1GFK-Eurisco Social Trend 2009
2da Heinz von Foerster, Sistemi che osservano Corsivo mio. Astrolabio, Roma 1987 pag 212
Pietro
Letto!
L’inizio promette benissimo. Complimenti.
Posso darti solo contributi di facciata.
Scorrevole a parte la prima parte della metafora del soldato che ho trovato un filo ingarbugliata forse per i troppi esempi delle cose che non dovrebbe regalare (e scommetto che ti sei limitato 🙂 )
Per il resto un paio di refusi (un fashion senza i, probabilmente una esse di troppo in questa frase “Anche l’altra metà di queste pagine sé facile da contestare” oltre a questa “Molte, non tutte, siamo (sono?) in un processo e io sono solo uno dei molti protagonisti.”
Marco
Grazie. Corretti già i refusi, ma ce ne sono tanti altri…
Quanto alle cose che non si porta il disertore nello zaino, l’ho un po’ alleggerito, ma se mai lo articolo meglio, perché è il centro della metafora.
Barbarella
fortissimo, mi stai aprendo un mondo
Marco
Silvana mi posta sulla mail per dei refusi; buona idea, non vi sto usando come correttori di bozze ma per dibattere i pensieri (se c’è qualcosa da dibattere). Quindi qui ditemi se secondo voi la cosa sta in piedi; se poi vi vien voglia di fare qualche correzione spicciola, usate pure la mail: marco@smarketing.it. Grazie
PasqualeC
sì ma se tu mi aiutassi a rendere un po’ più sexy dei collettori solari, mi cambieresti la vita e aiuteresti anche l’ambiente
Marco
Il sole è già mooolto sexy.
sexy come parola va bene per scherzarci, ma che il tuo collettore debba essere attrattivo-seduttivo non ci porta lontano. Idee tipo una bella ragazza appoggiata? banale, maschilista, conformista, distraente (guarderebbero lei, non il pannello) e pure mal mirata per decisori colti in cui uno dei decisori oltretutto è la mogle.
Se vuoi un aiuto professionale, chiedici una consulenza.
Se no aspetta il libro e vediamo se non fai anche tu uno dei 10 errori frequenti.
Maria Beatrice Servi
Ammiro e invidio la capacitá di smontare gli ingranaggi teorici della disciplina. Io cerco di fare lo stesso nel mio campo, ma purtroppo inciampo nella pratica, e mi ritrovo con progetti molto convenzionali.

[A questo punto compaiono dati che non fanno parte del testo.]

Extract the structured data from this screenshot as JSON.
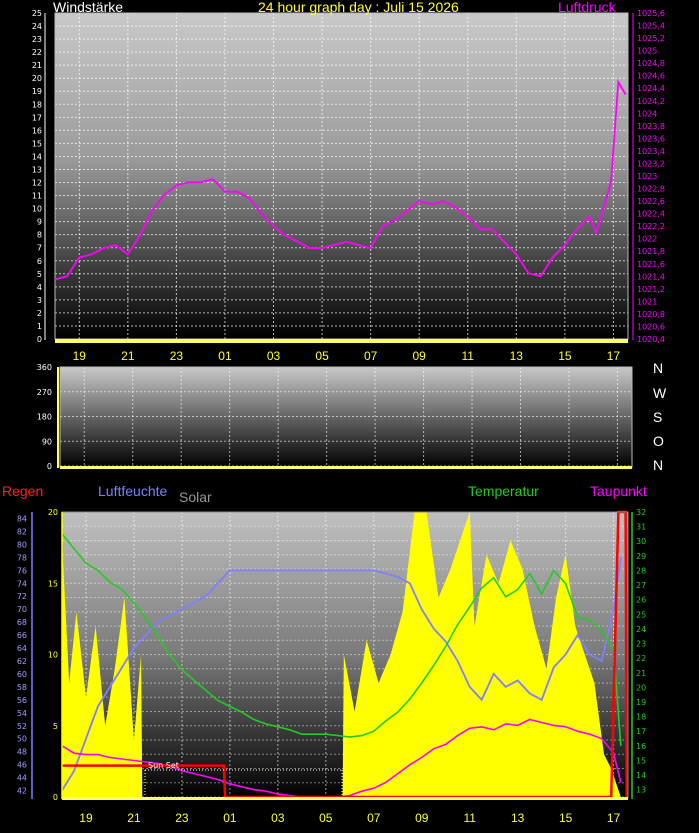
{
  "header": {
    "left_title": "Windstärke",
    "center_title": "24 hour graph day : Juli 15 2026",
    "right_title": "Luftdruck"
  },
  "direction_labels": [
    "N",
    "W",
    "S",
    "O",
    "N"
  ],
  "bottom_legend": {
    "rain": "Regen",
    "humidity": "Luftfeuchte",
    "solar": "Solar",
    "temperature": "Temperatur",
    "dewpoint": "Taupunkt"
  },
  "annotation": "Sun Set",
  "colors": {
    "pressure": "#ff00ff",
    "humidity": "#7f7fff",
    "temperature": "#22cc22",
    "dewpoint": "#ff00ff",
    "rain": "#ff0000",
    "solar": "#ffff00",
    "wind_axis": "#ffffff",
    "pressure_axis": "#ff00ff",
    "x_ticks": "#ffff33"
  },
  "chart_data": [
    {
      "type": "line",
      "panel": "wind-pressure",
      "title": "24 hour graph day : Juli 15 2026",
      "x_ticks": [
        "19",
        "21",
        "23",
        "01",
        "03",
        "05",
        "07",
        "09",
        "11",
        "13",
        "15",
        "17"
      ],
      "x_range_hours": [
        18.0,
        41.6
      ],
      "y_left_label": "Windstärke",
      "y_left_range": [
        0,
        25
      ],
      "y_left_ticks": [
        0,
        1,
        2,
        3,
        4,
        5,
        6,
        7,
        8,
        9,
        10,
        11,
        12,
        13,
        14,
        15,
        16,
        17,
        18,
        19,
        20,
        21,
        22,
        23,
        24,
        25
      ],
      "y_right_label": "Luftdruck",
      "y_right_range": [
        1020.4,
        1025.6
      ],
      "y_right_ticks": [
        "1020,4",
        "1020,6",
        "1020,8",
        "1021",
        "1021,2",
        "1021,4",
        "1021,6",
        "1021,8",
        "1022",
        "1022,2",
        "1022,4",
        "1022,6",
        "1022,8",
        "1023",
        "1023,2",
        "1023,4",
        "1023,6",
        "1023,8",
        "1024",
        "1024,2",
        "1024,4",
        "1024,6",
        "1024,8",
        "1025",
        "1025,2",
        "1025,4",
        "1025,6"
      ],
      "grid": true,
      "series": [
        {
          "name": "Luftdruck",
          "axis": "right",
          "x": [
            18.0,
            18.5,
            19.0,
            19.5,
            20.0,
            20.5,
            21.0,
            21.5,
            22.0,
            22.5,
            23.0,
            23.5,
            24.0,
            24.5,
            25.0,
            25.5,
            26.0,
            26.5,
            27.0,
            27.5,
            28.0,
            28.5,
            29.0,
            29.5,
            30.0,
            30.5,
            31.0,
            31.5,
            32.0,
            32.5,
            33.0,
            33.5,
            34.0,
            34.5,
            35.0,
            35.5,
            36.0,
            36.5,
            37.0,
            37.5,
            38.0,
            38.5,
            39.0,
            39.5,
            40.0,
            40.3,
            40.6,
            40.9,
            41.2,
            41.5
          ],
          "values": [
            1021.35,
            1021.4,
            1021.7,
            1021.75,
            1021.85,
            1021.9,
            1021.75,
            1022.05,
            1022.45,
            1022.7,
            1022.85,
            1022.9,
            1022.9,
            1022.95,
            1022.75,
            1022.75,
            1022.65,
            1022.4,
            1022.2,
            1022.05,
            1021.95,
            1021.85,
            1021.85,
            1021.9,
            1021.95,
            1021.9,
            1021.85,
            1022.2,
            1022.3,
            1022.45,
            1022.6,
            1022.55,
            1022.6,
            1022.5,
            1022.35,
            1022.15,
            1022.15,
            1021.95,
            1021.75,
            1021.45,
            1021.4,
            1021.7,
            1021.9,
            1022.15,
            1022.35,
            1022.1,
            1022.5,
            1022.9,
            1024.5,
            1024.3
          ]
        }
      ]
    },
    {
      "type": "line",
      "panel": "wind-direction",
      "y_range": [
        0,
        360
      ],
      "y_ticks": [
        0,
        90,
        180,
        270,
        360
      ],
      "series": []
    },
    {
      "type": "line",
      "panel": "weather",
      "x_ticks": [
        "19",
        "21",
        "23",
        "01",
        "03",
        "05",
        "07",
        "09",
        "11",
        "13",
        "15",
        "17"
      ],
      "y_left_ticks_rain": [
        0,
        5,
        10,
        15,
        20
      ],
      "y_left_range_rain": [
        0,
        20
      ],
      "y_humidity_ticks": [
        42,
        44,
        46,
        48,
        50,
        52,
        54,
        56,
        58,
        60,
        62,
        64,
        66,
        68,
        70,
        72,
        74,
        76,
        78,
        80,
        82,
        84
      ],
      "y_humidity_range": [
        41,
        85
      ],
      "y_right_ticks": [
        13,
        14,
        15,
        16,
        17,
        18,
        19,
        20,
        21,
        22,
        23,
        24,
        25,
        26,
        27,
        28,
        29,
        30,
        31,
        32
      ],
      "y_right_range": [
        12.5,
        32
      ],
      "series": [
        {
          "name": "Solar",
          "axis": "rain",
          "x": [
            18.0,
            18.3,
            18.6,
            19.0,
            19.4,
            19.8,
            20.2,
            20.6,
            21.0,
            21.3,
            21.35,
            29.7,
            29.75,
            30.2,
            30.7,
            31.2,
            31.7,
            32.2,
            32.7,
            33.2,
            33.7,
            34.2,
            34.6,
            35.0,
            35.2,
            35.7,
            36.2,
            36.7,
            37.2,
            37.7,
            38.2,
            38.6,
            39.0,
            39.4,
            39.8,
            40.2,
            40.6,
            40.9,
            41.1,
            41.3
          ],
          "values": [
            18,
            8,
            13,
            7,
            12,
            5,
            9,
            14,
            4,
            10,
            0,
            0,
            10,
            6,
            11,
            8,
            10,
            13,
            20,
            20,
            14,
            16,
            18,
            20,
            12,
            17,
            15,
            18,
            16,
            12,
            9,
            14,
            17,
            12,
            10,
            8,
            3,
            2,
            1,
            0
          ]
        },
        {
          "name": "Luftfeuchte",
          "axis": "humidity",
          "x": [
            18.0,
            18.5,
            19.0,
            19.5,
            20.0,
            20.5,
            21.0,
            21.5,
            22.0,
            22.5,
            23.0,
            23.5,
            24.0,
            24.5,
            25.0,
            26.0,
            27.0,
            28.0,
            29.0,
            30.0,
            31.0,
            32.0,
            32.5,
            33.0,
            33.5,
            34.0,
            34.5,
            35.0,
            35.5,
            36.0,
            36.5,
            37.0,
            37.5,
            38.0,
            38.5,
            39.0,
            39.5,
            40.0,
            40.5,
            41.0,
            41.3
          ],
          "values": [
            42,
            45,
            50,
            55,
            58,
            61,
            64,
            66,
            68,
            69,
            70,
            71,
            72,
            74,
            76,
            76,
            76,
            76,
            76,
            76,
            76,
            75,
            74,
            70,
            67,
            65,
            62,
            58,
            56,
            60,
            58,
            59,
            57,
            56,
            61,
            63,
            66,
            63,
            62,
            70,
            78
          ]
        },
        {
          "name": "Temperatur",
          "axis": "right",
          "x": [
            18.0,
            18.5,
            19.0,
            19.5,
            20.0,
            20.5,
            21.0,
            21.5,
            22.0,
            22.5,
            23.0,
            23.5,
            24.0,
            24.5,
            25.0,
            25.5,
            26.0,
            26.5,
            27.0,
            27.5,
            28.0,
            28.5,
            29.0,
            29.5,
            30.0,
            30.5,
            31.0,
            31.5,
            32.0,
            32.5,
            33.0,
            33.5,
            34.0,
            34.5,
            35.0,
            35.5,
            36.0,
            36.5,
            37.0,
            37.5,
            38.0,
            38.5,
            39.0,
            39.5,
            40.0,
            40.5,
            41.0,
            41.3
          ],
          "values": [
            30.5,
            29.5,
            28.5,
            28,
            27.2,
            26.7,
            25.8,
            24.7,
            23.5,
            22.2,
            21.2,
            20.5,
            19.8,
            19.1,
            18.7,
            18.3,
            17.8,
            17.5,
            17.3,
            17.1,
            16.8,
            16.8,
            16.8,
            16.7,
            16.6,
            16.7,
            17,
            17.7,
            18.3,
            19.2,
            20.3,
            21.5,
            22.8,
            24.3,
            25.5,
            26.8,
            27.5,
            26.2,
            26.7,
            27.8,
            26.4,
            28,
            27.1,
            24.8,
            24.6,
            23.9,
            22.6,
            16
          ]
        },
        {
          "name": "Taupunkt",
          "axis": "right",
          "x": [
            18.0,
            18.5,
            19.0,
            19.5,
            20.0,
            20.5,
            21.0,
            21.5,
            22.0,
            22.5,
            23.0,
            23.5,
            24.0,
            24.5,
            25.0,
            25.5,
            26.0,
            26.5,
            27.0,
            27.5,
            28.0,
            28.5,
            29.0,
            29.5,
            30.0,
            30.5,
            31.0,
            31.5,
            32.0,
            32.5,
            33.0,
            33.5,
            34.0,
            34.5,
            35.0,
            35.5,
            36.0,
            36.5,
            37.0,
            37.5,
            38.0,
            38.5,
            39.0,
            39.5,
            40.0,
            40.5,
            41.0,
            41.3
          ],
          "values": [
            16,
            15.5,
            15.4,
            15.4,
            15.2,
            15.1,
            15,
            14.9,
            14.8,
            14.6,
            14.3,
            14.1,
            13.9,
            13.7,
            13.4,
            13.2,
            13,
            12.9,
            12.7,
            12.6,
            12.5,
            12.5,
            12.5,
            12.5,
            12.6,
            12.9,
            13.1,
            13.5,
            14.1,
            14.7,
            15.2,
            15.8,
            16.1,
            16.7,
            17.2,
            17.3,
            17.1,
            17.5,
            17.4,
            17.8,
            17.6,
            17.4,
            17.3,
            17,
            16.8,
            16.5,
            15.5,
            13.5
          ]
        },
        {
          "name": "Regen",
          "axis": "rain",
          "x": [
            18.0,
            24.75,
            24.8,
            40.9,
            41.2,
            41.25,
            41.5,
            41.55
          ],
          "values": [
            2.2,
            2.2,
            0,
            0,
            20,
            20,
            20,
            0
          ]
        }
      ]
    }
  ]
}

Il nodo forse è questo: come fare a fare bene, senza cadere nel radical chic?
Marco
Radical chic non è una botola, è un’etichetta.

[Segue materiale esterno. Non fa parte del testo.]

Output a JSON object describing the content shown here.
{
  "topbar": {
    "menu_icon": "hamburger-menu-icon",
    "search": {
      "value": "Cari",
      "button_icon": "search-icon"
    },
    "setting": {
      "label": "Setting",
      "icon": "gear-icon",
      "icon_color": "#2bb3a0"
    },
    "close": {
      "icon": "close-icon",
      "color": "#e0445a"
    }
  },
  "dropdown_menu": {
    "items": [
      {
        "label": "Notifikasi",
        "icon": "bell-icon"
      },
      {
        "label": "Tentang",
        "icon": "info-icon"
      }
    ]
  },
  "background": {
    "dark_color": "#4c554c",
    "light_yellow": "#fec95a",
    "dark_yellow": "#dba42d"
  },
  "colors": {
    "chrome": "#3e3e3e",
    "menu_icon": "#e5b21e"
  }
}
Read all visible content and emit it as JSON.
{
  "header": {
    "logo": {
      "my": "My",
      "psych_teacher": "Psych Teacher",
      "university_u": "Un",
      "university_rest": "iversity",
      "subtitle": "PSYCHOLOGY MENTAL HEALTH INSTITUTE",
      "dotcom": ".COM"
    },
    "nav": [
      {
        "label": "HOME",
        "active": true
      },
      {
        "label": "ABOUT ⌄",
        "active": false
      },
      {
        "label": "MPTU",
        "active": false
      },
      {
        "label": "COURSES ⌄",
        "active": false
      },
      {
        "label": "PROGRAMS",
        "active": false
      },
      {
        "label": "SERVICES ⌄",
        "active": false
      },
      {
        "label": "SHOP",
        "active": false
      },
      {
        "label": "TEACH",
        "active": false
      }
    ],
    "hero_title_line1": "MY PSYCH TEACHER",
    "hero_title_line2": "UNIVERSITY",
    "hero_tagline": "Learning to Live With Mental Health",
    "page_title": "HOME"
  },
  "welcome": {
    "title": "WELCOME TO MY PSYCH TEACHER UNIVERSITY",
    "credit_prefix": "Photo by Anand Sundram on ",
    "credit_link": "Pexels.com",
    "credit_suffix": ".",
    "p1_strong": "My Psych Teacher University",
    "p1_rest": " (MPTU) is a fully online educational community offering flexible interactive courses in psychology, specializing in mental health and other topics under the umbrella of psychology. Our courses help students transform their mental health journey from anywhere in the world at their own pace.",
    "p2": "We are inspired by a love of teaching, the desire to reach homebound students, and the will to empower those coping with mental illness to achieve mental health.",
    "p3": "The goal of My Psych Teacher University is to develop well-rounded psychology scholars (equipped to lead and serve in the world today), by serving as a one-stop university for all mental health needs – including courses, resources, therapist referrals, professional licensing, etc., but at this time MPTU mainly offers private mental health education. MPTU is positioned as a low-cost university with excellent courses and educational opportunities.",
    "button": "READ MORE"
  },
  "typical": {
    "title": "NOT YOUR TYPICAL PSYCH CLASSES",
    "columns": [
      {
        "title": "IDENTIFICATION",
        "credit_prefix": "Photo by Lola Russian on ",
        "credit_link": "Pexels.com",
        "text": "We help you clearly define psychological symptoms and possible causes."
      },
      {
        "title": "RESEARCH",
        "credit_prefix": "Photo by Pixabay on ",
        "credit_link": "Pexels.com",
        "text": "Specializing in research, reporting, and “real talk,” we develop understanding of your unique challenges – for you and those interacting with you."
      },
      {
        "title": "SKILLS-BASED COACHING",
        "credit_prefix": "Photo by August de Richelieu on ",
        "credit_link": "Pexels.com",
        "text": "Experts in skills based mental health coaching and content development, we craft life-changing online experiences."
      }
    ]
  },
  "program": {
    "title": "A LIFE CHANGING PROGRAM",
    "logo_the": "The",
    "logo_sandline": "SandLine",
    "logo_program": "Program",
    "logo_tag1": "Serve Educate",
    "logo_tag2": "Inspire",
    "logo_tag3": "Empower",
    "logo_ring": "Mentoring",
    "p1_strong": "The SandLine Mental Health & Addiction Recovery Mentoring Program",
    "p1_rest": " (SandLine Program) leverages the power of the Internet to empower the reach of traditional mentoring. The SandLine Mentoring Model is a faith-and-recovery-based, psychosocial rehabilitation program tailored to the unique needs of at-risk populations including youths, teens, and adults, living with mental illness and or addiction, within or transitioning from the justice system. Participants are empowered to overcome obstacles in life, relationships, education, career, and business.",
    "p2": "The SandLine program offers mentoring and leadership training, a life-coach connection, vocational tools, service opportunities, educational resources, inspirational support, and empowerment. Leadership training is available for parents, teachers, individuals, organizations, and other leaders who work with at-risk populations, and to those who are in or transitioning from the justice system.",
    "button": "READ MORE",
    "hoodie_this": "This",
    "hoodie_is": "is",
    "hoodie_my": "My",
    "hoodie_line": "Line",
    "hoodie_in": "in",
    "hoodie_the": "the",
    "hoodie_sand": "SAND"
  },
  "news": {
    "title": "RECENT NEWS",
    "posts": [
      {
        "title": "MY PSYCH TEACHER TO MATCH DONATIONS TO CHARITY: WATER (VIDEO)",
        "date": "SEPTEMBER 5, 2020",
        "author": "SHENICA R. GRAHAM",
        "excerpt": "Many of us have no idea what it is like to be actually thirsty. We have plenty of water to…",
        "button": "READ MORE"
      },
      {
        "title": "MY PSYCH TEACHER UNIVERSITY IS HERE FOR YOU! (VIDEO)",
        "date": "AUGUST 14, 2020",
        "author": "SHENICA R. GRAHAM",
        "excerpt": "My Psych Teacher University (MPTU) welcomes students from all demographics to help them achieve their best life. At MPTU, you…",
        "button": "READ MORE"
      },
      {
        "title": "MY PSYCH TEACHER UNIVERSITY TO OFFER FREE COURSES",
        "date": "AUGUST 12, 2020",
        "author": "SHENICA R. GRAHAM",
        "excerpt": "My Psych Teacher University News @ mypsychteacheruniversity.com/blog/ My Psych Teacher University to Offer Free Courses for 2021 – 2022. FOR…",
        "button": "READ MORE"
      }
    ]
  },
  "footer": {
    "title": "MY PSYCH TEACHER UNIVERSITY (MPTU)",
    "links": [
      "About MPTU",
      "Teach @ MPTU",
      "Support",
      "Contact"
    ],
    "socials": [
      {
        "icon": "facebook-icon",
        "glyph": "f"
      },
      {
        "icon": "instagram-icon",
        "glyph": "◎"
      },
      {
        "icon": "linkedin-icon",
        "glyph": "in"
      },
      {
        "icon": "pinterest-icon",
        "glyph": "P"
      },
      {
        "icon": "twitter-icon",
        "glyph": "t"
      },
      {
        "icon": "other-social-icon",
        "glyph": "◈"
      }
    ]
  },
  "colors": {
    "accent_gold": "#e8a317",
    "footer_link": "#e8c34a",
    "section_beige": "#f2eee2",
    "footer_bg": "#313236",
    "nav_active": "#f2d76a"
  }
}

Le etichette spesso vanno sovvertite, giocandoci: magari la risposta è diventare radical choc o radical kitsch o medical chic… giocaci tu, magari la soluzione è lì.
In realtà la risposta giusta è quella apparentemente banale, che occorre essere sé stessi: se uno ha un’animo chic (nel senso di eleganza, raffinatezza…) che resti tale e magari si compiaccia, perché no? L’importante è che sia una differenza, non un cliché
Tutt’altra questione è lo snobismo del tirarsela, darsi le arie, sentirsi migliori… sotto ogni bandiera c’è almeno un imbecille, qualsiasi sia la bandiera.
MA la questione sono i progetti molto convenzionali. Per trent’anni mi sono illuso di “cambiare le cose dal dentro” e ho preso solo bastonate. La scelta davvero radicale (e fatalmente un po’ snob perché un po’ d’avanguardia) è che occorre mettersi in proprio, mettersi in rete, fondare progetti alternativi. L’economia delle relazioni, l’economia resiliente. Che sembrano radicali ma sono solo buon senso.